I knew today would be awesome in church because, 1) I woke at four am and couldn't fall back to sleep until almost six thirty, then waking to get ready for church felt hard, 2) a trickle of the river commenced at Wednesday night prayer meeting with a promise of more, and 3) my youngest's dress didn't work this morning causing a tantrum with choice words, we left her behind. We were still a few minutes late. As we walked in during the first prayer, I started rocking with the Holy Spirit. Hearing a boy being held in his father's arms chime in loudly, "Amen" at the end of the prayer, I knew church would not be the same today.
Revival, long awaited, long prayed for revival, knocked on our door today and we opened that door. I had many thoughts of prophecy, what I have seen happen in this sanctuary in the past fifteen years and things I only hoped. Twelve years ago the birth of the idea for the Mt. Hickory novel grew. So all the more reason for me to ask you to pray that I can write about David and Mary, especially Mary.
The land owned by the church, especially south of the building, two hundred years ago belong to my ancestors David and Mary Thompson. Mary's uncle was James Satterfield(see D David built the back part of the house they call Mt. Hickory with poplars from the surrounding land. This is the novel I want to write when I can truly research. I think of it as my opus.
This land, rich in coal when David settled here, and natural gas found in this generation. General Pierce appeared to have vision too when he migrated here from New Hampshire in the mid 1800's, bidding the highest for the widow Mary's land. He died in the front bedroom of Mt. Hickory after a stroke.
I believe prayers were lifted to the heavens for souls to be won in this area. The Presbyterians settled this land, the frontier in the early 1800's  to evangelize the natives. As with all workings of God, our prayers are never alone. We never work alone. I think of James, Clergyman Satterfield, riding his horse with his long braid down his back, until he was ninety, planting churches in western Pennsylvania and eastern Ohio.
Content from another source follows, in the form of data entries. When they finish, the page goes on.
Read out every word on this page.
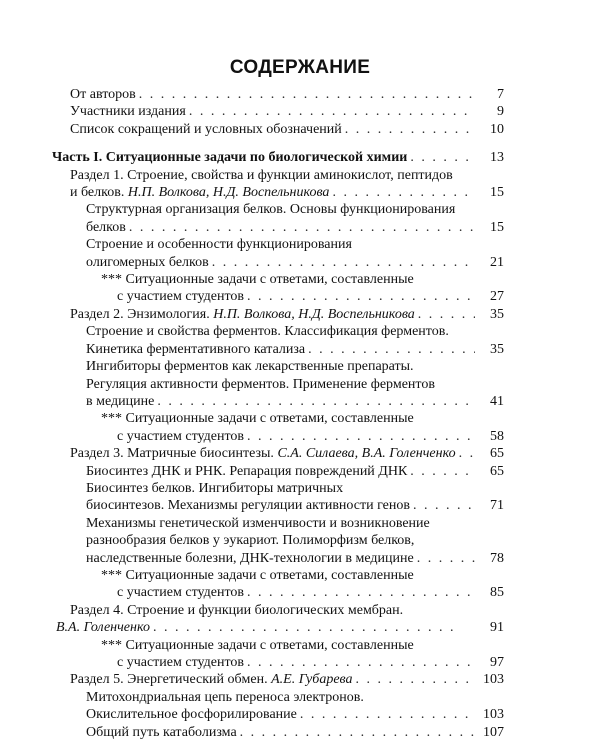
СОДЕРЖАНИЕ
От авторов . . .	7
Участники издания . . .	9
Список сокращений и условных обозначений . . .	10
Часть I. Ситуационные задачи по биологической химии . . .	13
Раздел 1. Строение, свойства и функции аминокислот, пептидов
и белков. Н.П. Волкова, Н.Д. Воспельникова . . .	15
Структурная организация белков. Основы функционирования
белков . . .	15
Строение и особенности функционирования
олигомерных белков . . .	21
*** Ситуационные задачи с ответами, составленные
с участием студентов . . .	27
Раздел 2. Энзимология. Н.П. Волкова, Н.Д. Воспельникова . . .	35
Строение и свойства ферментов. Классификация ферментов.
Кинетика ферментативного катализа . . .	35
Ингибиторы ферментов как лекарственные препараты.
Регуляция активности ферментов. Применение ферментов
в медицине . . .	41
*** Ситуационные задачи с ответами, составленные
с участием студентов . . .	58
Раздел 3. Матричные биосинтезы. С.А. Силаева, В.А. Голенченко . . .	65
Биосинтез ДНК и РНК. Репарация повреждений ДНК . . .	65
Биосинтез белков. Ингибиторы матричных
биосинтезов. Механизмы регуляции активности генов . . .	71
Механизмы генетической изменчивости и возникновение
разнообразия белков у эукариот. Полиморфизм белков,
наследственные болезни, ДНК-технологии в медицине . . .	78
*** Ситуационные задачи с ответами, составленные
с участием студентов . . .	85
Раздел 4. Строение и функции биологических мембран.
В.А. Голенченко . . .	91
*** Ситуационные задачи с ответами, составленные
с участием студентов . . .	97
Раздел 5. Энергетический обмен. А.Е. Губарева . . .	103
Митохондриальная цепь переноса электронов.
Окислительное фосфорилирование . . .	103
Общий путь катаболизма . . .	107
I see the hard working Christian farmers praying for this land and their families. I envision the promise of these prayers from hundreds of years ago.
And today, my picture for the year of the yoke is more real. Out of the dustiness of my old life with the Lord's light, when we have no need of the sun or the moon for the Lord is the light thereof, shining through it. I have surrendered. The burden exchange occurred. The yoke is easy and light. I have given it all to Jesus.